Just days after the senate narrowly approved former Oklahoma attorney general and perpetual climate change denier, Scott Pruitt, as the head of the Environmental Protection Agency (EPA), the Center for Media and Democracy released a trove of emails confirming Pruitt’s massive conflicts of interest.
After losing an Open Records Act lawsuit, the Oklahoma Attorney General’s office released more than 7,500 pages of emails and other documents public revealing the close ties between new EPA administrator and fossil fuels giants.
The documents show that Pruitt, as attorney general, closely colluded with oil and gas companies to challenge environmental regulations.
In 2013, he even signed and sent a letter objecting federal regulations on hydraulic fracturing to then-Interior Secretary Sally Jewell. Ironically, the letter, sent on state letterhead, was nearly identical to what Oklahoma-based Devon Energy, a top conservative lobbyist, had sent to him months prior.
The only change Pruitt’s office made was adding a paragraph with legal jargon to defend the argument against, what is commonly referred to as, fracking.
It was not a one-off.
The same year, another lobby group, the American Fuel and Petrochemical Manufacturers, handed Pruitt’s office the template language for a petition to oppose ozone limits and the renewable fuel standard program.
The attorney general later filed the very same letter.
The records also show Pruitt and his aides were in regular contact with several oil and natural gas giants including the billionaire Koch brothers – a major source of funding for the Republicans.
The documents revealed Pruitt's deputy solicitor general, Clayton Eubanks, once sent Devon Energy a draft letter regarding the regulation of methane emissions. The company’s executive vice president of public affairs, Bill Whitsitt, later replied with proposed additions and Pruitt sent it word-for-word to the EPA the next day.
For those who might be unaware, Pruitt also sued the department he is now leading 14 times over “pollution regulations relating to mercury, smog, methane and sulfur dioxide.”
Rhode Island Sen. Sheldon Whitehouse (D), who voted against Pruitt, believes this information would have made a difference had it been released before his hearing.

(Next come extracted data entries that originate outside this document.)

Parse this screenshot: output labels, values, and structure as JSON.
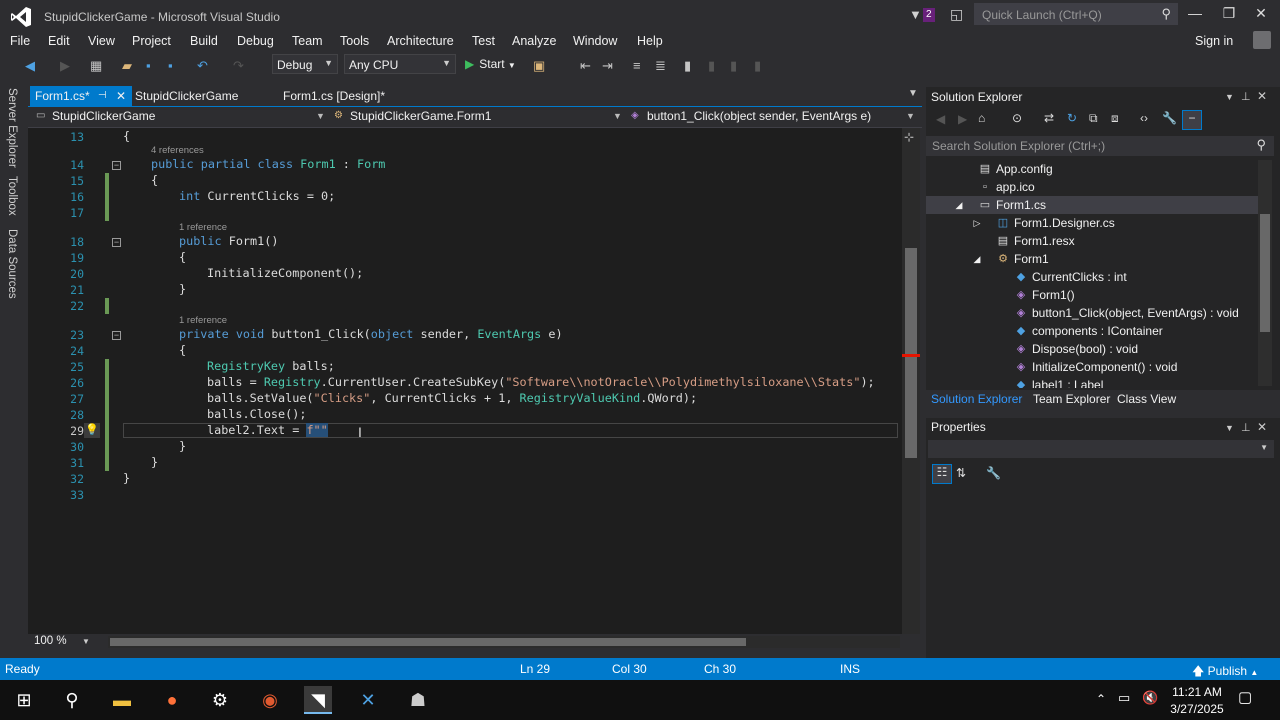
{
  "window": {
    "title": "StupidClickerGame - Microsoft Visual Studio",
    "notification_count": "2",
    "quick_launch_placeholder": "Quick Launch (Ctrl+Q)"
  },
  "menu": [
    "File",
    "Edit",
    "View",
    "Project",
    "Build",
    "Debug",
    "Team",
    "Tools",
    "Architecture",
    "Test",
    "Analyze",
    "Window",
    "Help"
  ],
  "account": {
    "sign_in": "Sign in"
  },
  "toolbar": {
    "configuration": "Debug",
    "platform": "Any CPU",
    "start_label": "Start"
  },
  "side_tabs": [
    "Server Explorer",
    "Toolbox",
    "Data Sources"
  ],
  "doc_tabs": [
    {
      "label": "Form1.cs*",
      "active": true
    },
    {
      "label": "StupidClickerGame",
      "active": false
    },
    {
      "label": "Form1.cs [Design]*",
      "active": false
    }
  ],
  "navbar": {
    "project": "StupidClickerGame",
    "type": "StupidClickerGame.Form1",
    "member": "button1_Click(object sender, EventArgs e)"
  },
  "code": {
    "references": [
      "4 references",
      "1 reference",
      "1 reference"
    ],
    "line_numbers": [
      "13",
      "14",
      "15",
      "16",
      "17",
      "18",
      "19",
      "20",
      "21",
      "22",
      "23",
      "24",
      "25",
      "26",
      "27",
      "28",
      "29",
      "30",
      "31",
      "32",
      "33"
    ],
    "lines": {
      "l13": "{",
      "l14a": "public partial class ",
      "l14b": "Form1",
      "l14c": " : ",
      "l14d": "Form",
      "l15": "{",
      "l16a": "int",
      "l16b": " CurrentClicks = 0;",
      "l18a": "public",
      "l18b": " Form1()",
      "l19": "{",
      "l20": "InitializeComponent();",
      "l21": "}",
      "l23a": "private void",
      "l23b": " button1_Click(",
      "l23c": "object",
      "l23d": " sender, ",
      "l23e": "EventArgs",
      "l23f": " e)",
      "l24": "{",
      "l25a": "RegistryKey",
      "l25b": " balls;",
      "l26a": "balls = ",
      "l26b": "Registry",
      "l26c": ".CurrentUser.CreateSubKey(",
      "l26d": "\"Software\\\\notOracle\\\\Polydimethylsiloxane\\\\Stats\"",
      "l26e": ");",
      "l27a": "balls.SetValue(",
      "l27b": "\"Clicks\"",
      "l27c": ", CurrentClicks + 1, ",
      "l27d": "RegistryValueKind",
      "l27e": ".QWord);",
      "l28": "balls.Close();",
      "l29a": "label2.Text = ",
      "l29b": "f\"\"",
      "l30": "}",
      "l31": "}",
      "l32": "}"
    }
  },
  "zoom": "100 %",
  "solution_explorer": {
    "title": "Solution Explorer",
    "search_placeholder": "Search Solution Explorer (Ctrl+;)",
    "items": [
      "App.config",
      "app.ico",
      "Form1.cs",
      "Form1.Designer.cs",
      "Form1.resx",
      "Form1",
      "CurrentClicks : int",
      "Form1()",
      "button1_Click(object, EventArgs) : void",
      "components : IContainer",
      "Dispose(bool) : void",
      "InitializeComponent() : void",
      "label1 : Label"
    ],
    "tabs": [
      "Solution Explorer",
      "Team Explorer",
      "Class View"
    ]
  },
  "properties": {
    "title": "Properties"
  },
  "status": {
    "state": "Ready",
    "line": "Ln 29",
    "col": "Col 30",
    "ch": "Ch 30",
    "mode": "INS",
    "publish": "Publish"
  },
  "taskbar": {
    "time": "11:21 AM",
    "date": "3/27/2025"
  },
  "colors": {
    "accent": "#007acc",
    "keyword": "#569cd6",
    "type": "#4ec9b0",
    "string": "#d69d85",
    "line_number": "#2b91af"
  }
}
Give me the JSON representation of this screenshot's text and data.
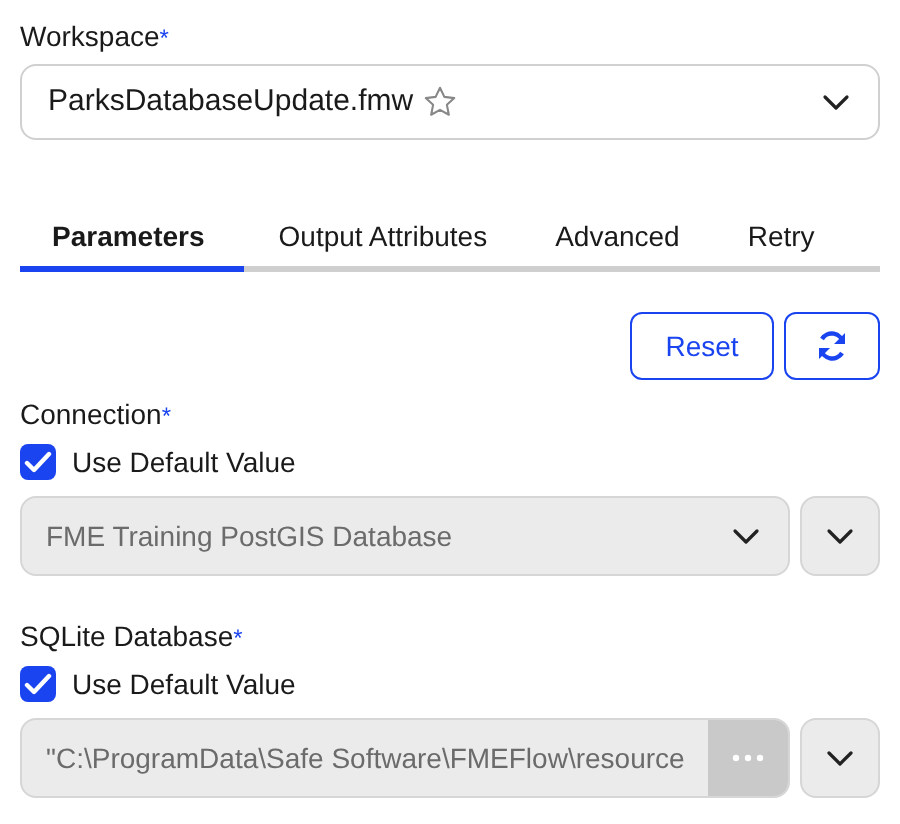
{
  "workspace": {
    "label": "Workspace",
    "required_mark": "*",
    "value": "ParksDatabaseUpdate.fmw"
  },
  "tabs": [
    {
      "label": "Parameters",
      "selected": true
    },
    {
      "label": "Output Attributes",
      "selected": false
    },
    {
      "label": "Advanced",
      "selected": false
    },
    {
      "label": "Retry",
      "selected": false
    }
  ],
  "actions": {
    "reset": "Reset"
  },
  "parameters": [
    {
      "kind": "select",
      "label": "Connection",
      "required_mark": "*",
      "use_default": {
        "label": "Use Default Value",
        "checked": true
      },
      "value": "FME Training PostGIS Database",
      "disabled": true
    },
    {
      "kind": "file",
      "label": "SQLite Database",
      "required_mark": "*",
      "use_default": {
        "label": "Use Default Value",
        "checked": true
      },
      "value": "\"C:\\ProgramData\\Safe Software\\FMEFlow\\resource",
      "disabled": true
    }
  ]
}
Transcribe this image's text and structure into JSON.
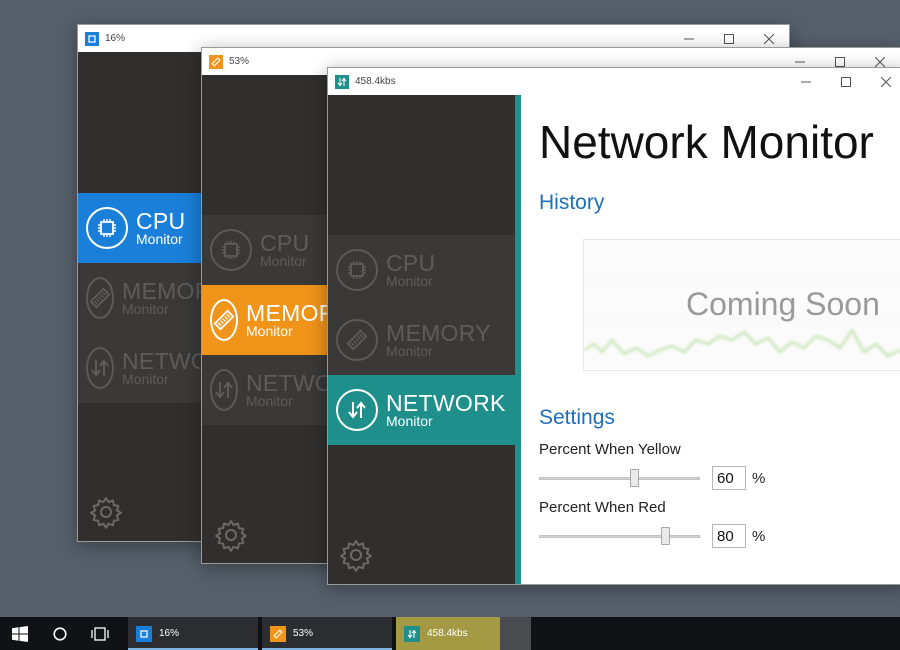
{
  "windows": {
    "cpu": {
      "title": "16%",
      "nav": [
        {
          "title": "CPU",
          "sub": "Monitor"
        },
        {
          "title": "MEMORY",
          "sub": "Monitor"
        },
        {
          "title": "NETWORK",
          "sub": "Monitor"
        }
      ],
      "accent": "#1a7fd9"
    },
    "memory": {
      "title": "53%",
      "nav": [
        {
          "title": "CPU",
          "sub": "Monitor"
        },
        {
          "title": "MEMORY",
          "sub": "Monitor"
        },
        {
          "title": "NETWORK",
          "sub": "Monitor"
        }
      ],
      "accent": "#f0941a"
    },
    "network": {
      "title": "458.4kbs",
      "nav": [
        {
          "title": "CPU",
          "sub": "Monitor"
        },
        {
          "title": "MEMORY",
          "sub": "Monitor"
        },
        {
          "title": "NETWORK",
          "sub": "Monitor"
        }
      ],
      "accent": "#1f8f8c",
      "page_title": "Network Monitor",
      "history": {
        "heading": "History",
        "placeholder": "Coming Soon"
      },
      "settings": {
        "heading": "Settings",
        "yellow": {
          "label": "Percent When Yellow",
          "value": "60",
          "unit": "%",
          "level": 0.6
        },
        "red": {
          "label": "Percent When Red",
          "value": "80",
          "unit": "%",
          "level": 0.8
        }
      }
    }
  },
  "taskbar": {
    "apps": [
      {
        "label": "16%",
        "icon": "cpu-chip-icon",
        "color": "#1a7fd9"
      },
      {
        "label": "53%",
        "icon": "memory-stick-icon",
        "color": "#f0941a"
      },
      {
        "label": "458.4kbs",
        "icon": "network-arrows-icon",
        "color": "#1f8f8c"
      }
    ]
  }
}
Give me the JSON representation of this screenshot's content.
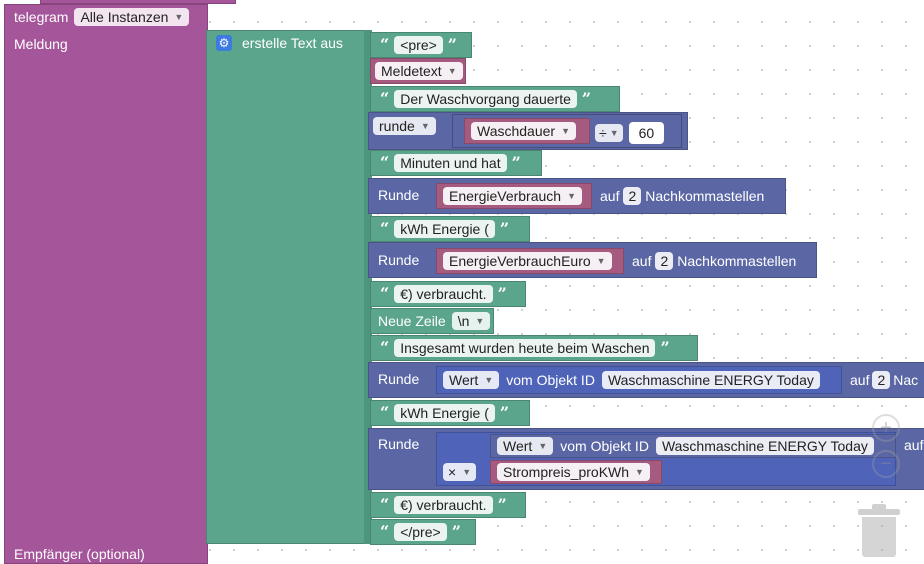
{
  "telegram": {
    "label": "telegram",
    "instance": "Alle Instanzen",
    "message_label": "Meldung",
    "recipient_label": "Empfänger (optional)"
  },
  "join": {
    "label": "erstelle Text aus",
    "gear_icon": "gear-icon"
  },
  "items": {
    "pre_open": "<pre>",
    "meldetext": "Meldetext",
    "waschvorgang": "Der Waschvorgang dauerte",
    "runde_label": "runde",
    "waschdauer": "Waschdauer",
    "divide_op": "÷",
    "sixty": "60",
    "minuten": "Minuten und hat",
    "runde2": "Runde",
    "energie": "EnergieVerbrauch",
    "auf": "auf",
    "two": "2",
    "nachkomma": "Nachkommastellen",
    "kwh1": "kWh Energie (",
    "runde3": "Runde",
    "energie_euro": "EnergieVerbrauchEuro",
    "auf2": "auf",
    "two2": "2",
    "nachkomma2": "Nachkommastellen",
    "verbraucht1": "€) verbraucht.",
    "neue_zeile": "Neue Zeile",
    "newline": "\\n",
    "insgesamt": "Insgesamt wurden heute beim Waschen",
    "runde4": "Runde",
    "wert1": "Wert",
    "vom_objekt1": "vom Objekt ID",
    "objekt1": "Waschmaschine ENERGY  Today",
    "auf3": "auf",
    "two3": "2",
    "nac": "Nac",
    "kwh2": "kWh Energie (",
    "runde5": "Runde",
    "wert2": "Wert",
    "vom_objekt2": "vom Objekt ID",
    "objekt2": "Waschmaschine ENERGY  Today",
    "auf4": "auf",
    "multiply_op": "×",
    "strompreis": "Strompreis_proKWh",
    "verbraucht2": "€) verbraucht.",
    "pre_close": "</pre>"
  },
  "colors": {
    "telegram": "#a5559a",
    "text": "#5ba58c",
    "math": "#5b67a5",
    "variable": "#a55b80"
  }
}
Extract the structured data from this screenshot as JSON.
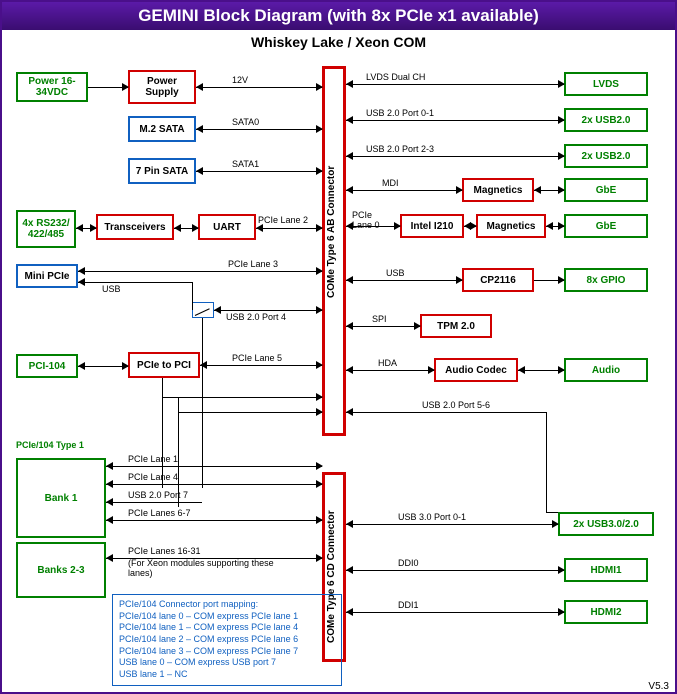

“Seeing industry representatives fawning over Pruitt’s efforts to attack the EPA, it’s clear that this information should have been closely examined by the Senate as we considered his nomination to run that agency,” he said in a statement.
He has a valid point.
The contents of these records not only support The New York Times’ Pulitzer-prize winning “Energy Firms in Secretive Alliance with Attorneys General,” which unveiled Pruitt's ties to the fossil fuel industry, it also intensifies the concerns activists and analysts had regarding the new EPA head’s relations with the companies his department is supposed to regulate.